Sunday, December 23, 2012

The Edjubication of a Coach


Bill Belichick is respected, not loved, in my neck of the woods. I know it is different elsewhere. Far and wide he is loathed. He is depressively catatonic in most press conferences, and his conspiracy to surreptitiously video the New York Jets has definitely gone down on his permanent record. But even his critics give him great measure as a football coach. Here I agree. I’d say I have never seen a coach so able to prepare his team for games yet at the same time be so able to adjust at half time to whatever the opposition had going for them. [As I kid I grew up on Lombardi – I just don’t remember that many games when they didn’t dominate from the start. Mind may play tricks.]

In David Halberstam, Belichick met a well versed and able biographer. A bit slow and turgid and perfunctory at times, but most of the artifice was used to gain good narrative. Halberstam’s “The Education of aCoach” gives you a great view on the inner game of football, where scouts roam from game to game, and assistant coaches wander from town to town, like rambling blues men.. or Fuller Brush men.

Halberstam’s depiction of the lives of professional and college assistant coaches in the ‘60s and ‘70s, when football was far less central to the public life, is moving. Belichick comes out of this antecedence.

The life of the sports plugger described starts with B’s father, a Navy asst. but a true scion of the cult of football. It proceeds with Bill as he uses his brain to go from nowhere (the Colts, the Lions, the Broncos, the Browns) to the top ( the Giants, Jets and Patriots). B is too enigmatic to ever emerge from the pages of a book. But he does love football, has a tremendous sense of its history, and shares enough with the author to form a touching tome.

Ah, Cleveland. He came there with a three-year plan that blew out the competiton for the headcoaching spot. But it became a precis on the hidden benefit of making mistakes. He made most of his big mistakes in Cleveland, then did leave. Overriding goal became the drive to find people who could fit into the system.

Along the way, a good bit of fatalism. “The more you can do, the more you can do*” is the motto – I think a closeup of Belichick letting go of a long time stalwart might have been leavening. But the author did well to get as much of the underside of football heroics as he did.

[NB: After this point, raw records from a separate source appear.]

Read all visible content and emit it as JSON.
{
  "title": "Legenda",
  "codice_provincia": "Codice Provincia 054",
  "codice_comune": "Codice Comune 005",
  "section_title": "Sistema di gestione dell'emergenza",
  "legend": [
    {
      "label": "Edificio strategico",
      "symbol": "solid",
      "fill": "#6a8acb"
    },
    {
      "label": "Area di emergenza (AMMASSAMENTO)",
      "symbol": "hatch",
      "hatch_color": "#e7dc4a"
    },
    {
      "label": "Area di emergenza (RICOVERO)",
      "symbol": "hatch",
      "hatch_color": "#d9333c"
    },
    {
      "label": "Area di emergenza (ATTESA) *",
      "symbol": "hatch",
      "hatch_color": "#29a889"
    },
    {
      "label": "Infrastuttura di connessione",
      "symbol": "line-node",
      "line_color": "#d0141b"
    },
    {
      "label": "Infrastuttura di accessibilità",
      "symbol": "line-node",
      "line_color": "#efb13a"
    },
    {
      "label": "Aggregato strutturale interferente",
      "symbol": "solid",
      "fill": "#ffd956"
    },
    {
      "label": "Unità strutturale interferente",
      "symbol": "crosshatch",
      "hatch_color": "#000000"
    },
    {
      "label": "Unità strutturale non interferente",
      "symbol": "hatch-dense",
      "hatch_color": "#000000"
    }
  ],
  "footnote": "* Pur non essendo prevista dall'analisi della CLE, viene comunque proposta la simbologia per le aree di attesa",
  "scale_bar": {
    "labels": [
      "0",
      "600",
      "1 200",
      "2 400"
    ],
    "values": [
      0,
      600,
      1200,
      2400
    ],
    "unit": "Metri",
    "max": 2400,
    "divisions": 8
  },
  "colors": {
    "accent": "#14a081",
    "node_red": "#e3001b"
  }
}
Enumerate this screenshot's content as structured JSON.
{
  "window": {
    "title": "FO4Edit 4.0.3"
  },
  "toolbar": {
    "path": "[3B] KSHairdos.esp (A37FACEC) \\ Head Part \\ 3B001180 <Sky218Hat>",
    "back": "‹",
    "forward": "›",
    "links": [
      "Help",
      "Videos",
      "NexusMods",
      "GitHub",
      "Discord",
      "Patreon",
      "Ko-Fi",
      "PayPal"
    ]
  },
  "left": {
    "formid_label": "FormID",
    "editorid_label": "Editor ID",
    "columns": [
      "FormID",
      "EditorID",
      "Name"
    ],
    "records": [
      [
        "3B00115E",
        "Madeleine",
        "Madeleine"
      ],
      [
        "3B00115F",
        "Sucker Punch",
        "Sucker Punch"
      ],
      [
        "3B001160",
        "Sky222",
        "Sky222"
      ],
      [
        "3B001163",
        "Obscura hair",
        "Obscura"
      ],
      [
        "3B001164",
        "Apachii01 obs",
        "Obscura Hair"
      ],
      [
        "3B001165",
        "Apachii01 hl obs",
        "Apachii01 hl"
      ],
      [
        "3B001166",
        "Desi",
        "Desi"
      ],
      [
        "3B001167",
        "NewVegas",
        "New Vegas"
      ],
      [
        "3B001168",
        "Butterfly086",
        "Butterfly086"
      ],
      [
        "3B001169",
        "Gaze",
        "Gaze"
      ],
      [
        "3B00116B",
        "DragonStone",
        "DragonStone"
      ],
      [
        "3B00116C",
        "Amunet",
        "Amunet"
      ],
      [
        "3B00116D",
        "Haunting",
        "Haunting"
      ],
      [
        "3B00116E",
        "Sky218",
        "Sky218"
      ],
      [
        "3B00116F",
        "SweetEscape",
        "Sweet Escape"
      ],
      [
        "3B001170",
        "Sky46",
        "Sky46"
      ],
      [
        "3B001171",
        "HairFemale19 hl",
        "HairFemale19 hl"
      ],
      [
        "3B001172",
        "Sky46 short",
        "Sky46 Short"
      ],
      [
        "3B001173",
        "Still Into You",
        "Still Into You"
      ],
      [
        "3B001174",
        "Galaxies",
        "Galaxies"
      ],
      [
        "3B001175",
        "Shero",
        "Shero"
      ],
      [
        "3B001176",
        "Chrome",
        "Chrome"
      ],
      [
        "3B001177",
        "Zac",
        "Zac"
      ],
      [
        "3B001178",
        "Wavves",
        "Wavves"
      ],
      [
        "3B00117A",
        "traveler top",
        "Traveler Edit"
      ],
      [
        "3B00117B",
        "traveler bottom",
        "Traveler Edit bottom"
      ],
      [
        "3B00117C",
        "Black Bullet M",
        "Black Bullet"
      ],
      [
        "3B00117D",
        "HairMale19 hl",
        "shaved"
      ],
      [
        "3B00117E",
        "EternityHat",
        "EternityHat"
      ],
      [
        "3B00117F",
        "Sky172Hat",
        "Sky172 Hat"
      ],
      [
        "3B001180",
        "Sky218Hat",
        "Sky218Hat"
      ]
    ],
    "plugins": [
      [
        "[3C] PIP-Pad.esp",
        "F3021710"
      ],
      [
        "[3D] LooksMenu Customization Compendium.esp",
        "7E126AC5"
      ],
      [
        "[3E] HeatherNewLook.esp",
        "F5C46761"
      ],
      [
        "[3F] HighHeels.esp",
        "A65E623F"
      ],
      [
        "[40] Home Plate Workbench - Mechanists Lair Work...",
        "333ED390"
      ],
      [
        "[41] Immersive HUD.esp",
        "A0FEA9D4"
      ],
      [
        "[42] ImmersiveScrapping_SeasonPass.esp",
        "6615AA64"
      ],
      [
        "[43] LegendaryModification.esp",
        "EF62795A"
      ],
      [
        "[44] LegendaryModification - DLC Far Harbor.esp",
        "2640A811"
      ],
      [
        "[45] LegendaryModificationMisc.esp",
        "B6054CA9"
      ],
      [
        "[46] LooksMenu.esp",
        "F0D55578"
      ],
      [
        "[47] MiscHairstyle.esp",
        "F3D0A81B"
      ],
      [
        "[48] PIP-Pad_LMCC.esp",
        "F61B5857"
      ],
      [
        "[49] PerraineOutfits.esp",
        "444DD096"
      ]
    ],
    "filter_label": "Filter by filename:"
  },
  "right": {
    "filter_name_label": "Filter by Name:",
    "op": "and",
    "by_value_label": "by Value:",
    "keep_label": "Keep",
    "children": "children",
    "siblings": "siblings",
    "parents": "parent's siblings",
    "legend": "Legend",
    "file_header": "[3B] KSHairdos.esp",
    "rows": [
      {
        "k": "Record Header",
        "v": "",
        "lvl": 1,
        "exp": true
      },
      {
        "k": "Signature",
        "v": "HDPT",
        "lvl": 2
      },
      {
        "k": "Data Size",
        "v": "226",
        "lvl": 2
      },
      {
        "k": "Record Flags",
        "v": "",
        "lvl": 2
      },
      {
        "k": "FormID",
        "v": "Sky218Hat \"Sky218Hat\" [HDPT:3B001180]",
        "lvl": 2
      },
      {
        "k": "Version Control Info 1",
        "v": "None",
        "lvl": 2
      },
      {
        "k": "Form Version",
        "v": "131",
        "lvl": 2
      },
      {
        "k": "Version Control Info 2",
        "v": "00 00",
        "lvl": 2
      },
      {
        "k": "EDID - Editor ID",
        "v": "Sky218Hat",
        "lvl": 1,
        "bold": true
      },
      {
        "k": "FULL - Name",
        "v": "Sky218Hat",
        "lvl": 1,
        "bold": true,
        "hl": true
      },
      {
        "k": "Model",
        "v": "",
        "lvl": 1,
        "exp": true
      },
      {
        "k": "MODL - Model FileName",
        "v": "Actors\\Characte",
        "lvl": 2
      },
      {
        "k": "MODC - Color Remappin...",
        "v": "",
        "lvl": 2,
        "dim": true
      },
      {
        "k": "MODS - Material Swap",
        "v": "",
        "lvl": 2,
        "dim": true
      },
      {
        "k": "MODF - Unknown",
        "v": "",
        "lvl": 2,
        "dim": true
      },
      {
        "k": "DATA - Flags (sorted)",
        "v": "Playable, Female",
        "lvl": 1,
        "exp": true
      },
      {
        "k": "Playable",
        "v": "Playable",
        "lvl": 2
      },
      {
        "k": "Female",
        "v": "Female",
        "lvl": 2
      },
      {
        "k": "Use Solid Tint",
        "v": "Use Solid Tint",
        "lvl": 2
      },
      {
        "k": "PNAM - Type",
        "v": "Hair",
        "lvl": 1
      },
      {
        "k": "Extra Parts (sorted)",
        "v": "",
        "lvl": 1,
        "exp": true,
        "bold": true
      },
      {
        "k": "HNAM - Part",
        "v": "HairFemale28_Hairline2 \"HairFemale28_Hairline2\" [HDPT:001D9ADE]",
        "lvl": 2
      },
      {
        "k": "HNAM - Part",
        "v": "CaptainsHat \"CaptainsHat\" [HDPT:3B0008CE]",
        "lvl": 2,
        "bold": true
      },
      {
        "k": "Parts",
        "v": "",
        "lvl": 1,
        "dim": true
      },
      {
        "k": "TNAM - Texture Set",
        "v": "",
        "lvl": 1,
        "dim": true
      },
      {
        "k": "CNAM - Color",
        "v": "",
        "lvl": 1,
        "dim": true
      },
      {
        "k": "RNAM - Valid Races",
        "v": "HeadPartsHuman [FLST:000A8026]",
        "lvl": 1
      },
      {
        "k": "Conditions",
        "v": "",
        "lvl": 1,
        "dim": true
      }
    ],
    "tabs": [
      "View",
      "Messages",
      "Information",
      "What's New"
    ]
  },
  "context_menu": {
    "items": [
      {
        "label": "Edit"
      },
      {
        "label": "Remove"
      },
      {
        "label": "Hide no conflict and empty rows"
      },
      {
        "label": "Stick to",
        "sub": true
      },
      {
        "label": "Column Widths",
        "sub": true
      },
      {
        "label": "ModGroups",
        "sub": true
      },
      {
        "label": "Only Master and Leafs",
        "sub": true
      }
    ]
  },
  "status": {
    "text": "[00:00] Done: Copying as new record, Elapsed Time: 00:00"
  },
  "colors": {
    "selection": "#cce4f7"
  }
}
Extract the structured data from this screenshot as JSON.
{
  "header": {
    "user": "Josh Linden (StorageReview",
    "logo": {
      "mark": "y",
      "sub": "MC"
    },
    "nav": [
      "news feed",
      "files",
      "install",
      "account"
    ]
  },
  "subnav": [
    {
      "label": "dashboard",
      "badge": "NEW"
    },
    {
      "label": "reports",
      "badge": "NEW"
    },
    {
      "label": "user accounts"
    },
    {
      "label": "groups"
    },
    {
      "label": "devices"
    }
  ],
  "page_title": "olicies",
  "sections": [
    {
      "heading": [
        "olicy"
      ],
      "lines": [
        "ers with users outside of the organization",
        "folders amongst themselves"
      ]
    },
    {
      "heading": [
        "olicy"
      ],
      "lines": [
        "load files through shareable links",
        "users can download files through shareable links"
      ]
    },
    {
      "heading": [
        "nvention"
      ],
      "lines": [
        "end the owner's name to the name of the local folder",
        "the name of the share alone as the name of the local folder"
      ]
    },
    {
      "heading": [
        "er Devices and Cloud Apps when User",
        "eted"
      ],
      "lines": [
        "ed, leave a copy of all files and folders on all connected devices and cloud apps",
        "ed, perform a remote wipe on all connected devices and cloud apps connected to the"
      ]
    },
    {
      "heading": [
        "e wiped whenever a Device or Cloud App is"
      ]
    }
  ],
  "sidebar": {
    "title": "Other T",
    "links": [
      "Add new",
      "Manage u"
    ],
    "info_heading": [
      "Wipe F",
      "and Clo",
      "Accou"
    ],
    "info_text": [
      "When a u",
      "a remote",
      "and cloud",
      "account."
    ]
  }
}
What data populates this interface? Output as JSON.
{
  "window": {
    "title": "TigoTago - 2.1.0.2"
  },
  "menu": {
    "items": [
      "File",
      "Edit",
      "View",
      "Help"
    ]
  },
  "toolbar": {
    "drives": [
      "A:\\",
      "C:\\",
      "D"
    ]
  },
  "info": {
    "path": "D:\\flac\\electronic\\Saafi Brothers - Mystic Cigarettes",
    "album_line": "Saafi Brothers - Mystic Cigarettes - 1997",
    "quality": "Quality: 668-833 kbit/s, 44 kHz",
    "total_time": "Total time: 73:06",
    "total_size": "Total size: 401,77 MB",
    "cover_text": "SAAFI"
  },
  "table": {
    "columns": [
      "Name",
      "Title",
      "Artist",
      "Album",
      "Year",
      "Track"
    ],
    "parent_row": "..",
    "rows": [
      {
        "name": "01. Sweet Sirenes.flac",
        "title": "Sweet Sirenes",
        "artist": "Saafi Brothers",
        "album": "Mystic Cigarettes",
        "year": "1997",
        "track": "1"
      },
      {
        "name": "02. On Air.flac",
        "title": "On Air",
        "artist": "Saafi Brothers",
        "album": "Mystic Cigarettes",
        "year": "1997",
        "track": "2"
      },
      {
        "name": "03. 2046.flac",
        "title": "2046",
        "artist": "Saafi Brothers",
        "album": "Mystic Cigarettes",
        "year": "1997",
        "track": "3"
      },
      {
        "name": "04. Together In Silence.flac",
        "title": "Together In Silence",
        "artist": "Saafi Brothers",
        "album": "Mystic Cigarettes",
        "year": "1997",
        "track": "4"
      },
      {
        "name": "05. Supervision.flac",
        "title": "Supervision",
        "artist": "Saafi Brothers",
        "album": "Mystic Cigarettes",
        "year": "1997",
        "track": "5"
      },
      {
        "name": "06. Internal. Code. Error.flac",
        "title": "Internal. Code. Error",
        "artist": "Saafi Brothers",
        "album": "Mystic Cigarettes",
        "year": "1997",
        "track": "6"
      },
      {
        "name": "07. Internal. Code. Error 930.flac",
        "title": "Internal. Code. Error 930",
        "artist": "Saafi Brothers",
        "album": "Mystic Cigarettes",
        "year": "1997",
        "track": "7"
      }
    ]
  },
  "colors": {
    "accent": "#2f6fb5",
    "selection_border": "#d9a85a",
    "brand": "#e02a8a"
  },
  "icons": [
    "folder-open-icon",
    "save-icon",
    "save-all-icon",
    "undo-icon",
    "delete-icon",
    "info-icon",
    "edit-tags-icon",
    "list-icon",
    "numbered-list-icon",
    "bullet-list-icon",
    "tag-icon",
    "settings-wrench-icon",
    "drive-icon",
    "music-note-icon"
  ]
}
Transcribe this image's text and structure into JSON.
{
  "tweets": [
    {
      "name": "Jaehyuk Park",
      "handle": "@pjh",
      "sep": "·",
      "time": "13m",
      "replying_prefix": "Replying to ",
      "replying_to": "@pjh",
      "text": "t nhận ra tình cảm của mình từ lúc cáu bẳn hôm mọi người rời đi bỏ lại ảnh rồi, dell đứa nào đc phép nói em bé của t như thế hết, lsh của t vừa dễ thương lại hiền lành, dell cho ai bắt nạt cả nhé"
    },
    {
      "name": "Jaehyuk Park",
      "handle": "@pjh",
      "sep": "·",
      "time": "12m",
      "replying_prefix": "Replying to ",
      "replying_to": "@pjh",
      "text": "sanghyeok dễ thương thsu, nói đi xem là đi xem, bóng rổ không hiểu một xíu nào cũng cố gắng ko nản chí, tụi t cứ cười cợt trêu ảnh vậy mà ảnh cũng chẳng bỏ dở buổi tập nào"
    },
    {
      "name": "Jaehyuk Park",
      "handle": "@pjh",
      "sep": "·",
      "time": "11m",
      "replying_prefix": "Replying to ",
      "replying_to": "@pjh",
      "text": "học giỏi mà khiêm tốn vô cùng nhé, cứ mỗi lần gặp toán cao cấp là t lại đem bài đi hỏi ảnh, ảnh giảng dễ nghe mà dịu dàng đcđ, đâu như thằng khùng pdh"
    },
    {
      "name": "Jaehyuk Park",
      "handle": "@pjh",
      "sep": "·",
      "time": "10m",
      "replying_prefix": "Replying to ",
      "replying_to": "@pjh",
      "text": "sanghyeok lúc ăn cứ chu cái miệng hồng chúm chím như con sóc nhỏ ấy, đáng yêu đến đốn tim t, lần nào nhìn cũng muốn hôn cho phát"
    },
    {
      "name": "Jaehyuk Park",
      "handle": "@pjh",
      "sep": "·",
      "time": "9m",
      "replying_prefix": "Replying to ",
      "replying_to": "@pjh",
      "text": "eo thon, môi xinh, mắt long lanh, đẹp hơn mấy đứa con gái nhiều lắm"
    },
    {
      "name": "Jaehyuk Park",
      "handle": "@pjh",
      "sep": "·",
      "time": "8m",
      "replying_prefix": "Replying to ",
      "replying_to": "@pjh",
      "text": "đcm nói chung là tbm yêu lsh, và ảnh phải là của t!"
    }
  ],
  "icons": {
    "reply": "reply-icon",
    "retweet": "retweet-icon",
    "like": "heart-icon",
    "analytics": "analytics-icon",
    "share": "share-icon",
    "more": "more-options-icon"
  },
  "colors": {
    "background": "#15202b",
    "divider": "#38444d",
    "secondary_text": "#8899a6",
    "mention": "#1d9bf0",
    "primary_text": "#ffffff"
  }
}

Where the book begins to fade is when the story gets good - when the Patriots win three Super Bowls. The timing is just not right on the routes on this part of the book. It is tough. Because it is hard to avoid over dramatization in short format.

What was it that made Tom Brady special? “Determination to excel, high intelligence, inner toughness.” Probably true. Just not good copy. And the first Pat’s SuperBowl win, in these pages, is all about Brady, when in fact, there was a full team around him, defensive and offensive. The story compresses too much. {Funny thing, though, here, in 2012, Brady is the last player left from those teams.} But the probably value is that Halberstam did some real digging: the stuff before the Super Bowl years is the stuff that – most of us – don’t know. 

No, Belichick is not colorful - hence the picture chosen to accompany story is Johnnie Unitas in the Colt's hedays. But Bill is thoughtful, and interesting general.

The buildup of “The Education of a Coach” is well paced, but the climax is anticlimactic. My guess would be that anyone who likes football books, but who is not irretrievably put off by Belichick would like it.  

==
*This may be effective in sport, where athletic skills are necessarily ebbing for the veterans. Why this motto has to be taken forward to business is another question. This reminds me of when I started ( a youngster, relatively) in publishing business, and half of many editorial meetings went to discussion of how the Giants were doing (as the woman editors rolled their eyes).